Not only social science but even natural science was devoted to the study of the conditions of the German nation. Biology, for instance, speculates as to the proper and cheap sustenance of the individual and the masses; chemistry serves the same purpose and aims at the improvement of the material basis of the entire national existence. On this broad scientific and philosophical foundation Pangermanism organised itself in recent days as the philosophical and political science of the German nation; Lagarde is its leading philosophical and theological representative; Treitschke is its historian, and Kaiser William is its statesman. A complete system, not only of theoretical but also of practical Pangermanism, has been organised—societies and associations, spreading the doctrine by the publication of treatises, maps, newspapers and reviews, pamphlets, etc.

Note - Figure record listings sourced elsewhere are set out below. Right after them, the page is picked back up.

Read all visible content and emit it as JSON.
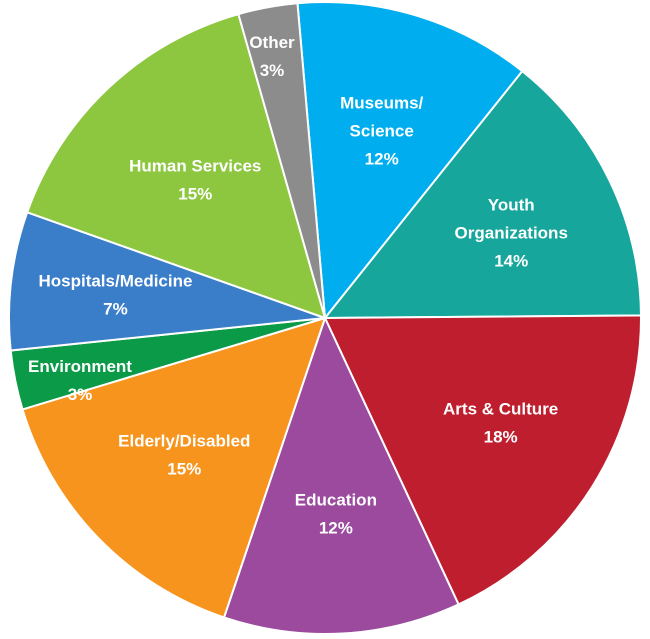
{
  "chart_data": {
    "type": "pie",
    "title": "",
    "slices": [
      {
        "label": "Museums/\nScience",
        "pct": "12%",
        "value": 12,
        "color": "#00AEEF"
      },
      {
        "label": "Youth\nOrganizations",
        "pct": "14%",
        "value": 14,
        "color": "#16A69C"
      },
      {
        "label": "Arts & Culture",
        "pct": "18%",
        "value": 18,
        "color": "#BE1E2D"
      },
      {
        "label": "Education",
        "pct": "12%",
        "value": 12,
        "color": "#9B4A9E"
      },
      {
        "label": "Elderly/Disabled",
        "pct": "15%",
        "value": 15,
        "color": "#F7941D"
      },
      {
        "label": "Environment",
        "pct": "3%",
        "value": 3,
        "color": "#0A9A48"
      },
      {
        "label": "Hospitals/Medicine",
        "pct": "7%",
        "value": 7,
        "color": "#3A7DC9"
      },
      {
        "label": "Human Services",
        "pct": "15%",
        "value": 15,
        "color": "#8DC63F"
      },
      {
        "label": "Other",
        "pct": "3%",
        "value": 3,
        "color": "#8C8C8C"
      }
    ]
  }
}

I followed this movement carefully; I came into personal contact and correspondence with several prominent Pangermanists, with Constantine Frantz and Lagarde himself; acquaintance with the Pangerman movements and literature led me to expect this war. I wondered that the English and the French paid so little attention to Pangermanism; my own countrymen I warned by articles and lectures against the danger threatening us. I proposed to write a summary of Pangermanism and similar movements and tendencies in other nations, but the war got the start of me. During the war, having been deprived of my library and manuscripts, confiscated by the Austrian police, I could draw attention to this subject only roughly and more from memory.[1]


  1. I wrote a fuller account of the whole Pangerman movement in the London New Europe, No. 1, seq.; a general review of the doctrines laid down by the chief leaders of Pangermanism is given in Professor Charles Andler’s “Les Origines du Pangermanisme (1800–1888),” and “Le Pangermanisme Continental sous Guillaume II. (1888–1914),” 2nd edition, 1915. Mr. Andler correctly begins with the history of Pangermanism in the 18th century (Dietrich von Bülow, 1757–1807).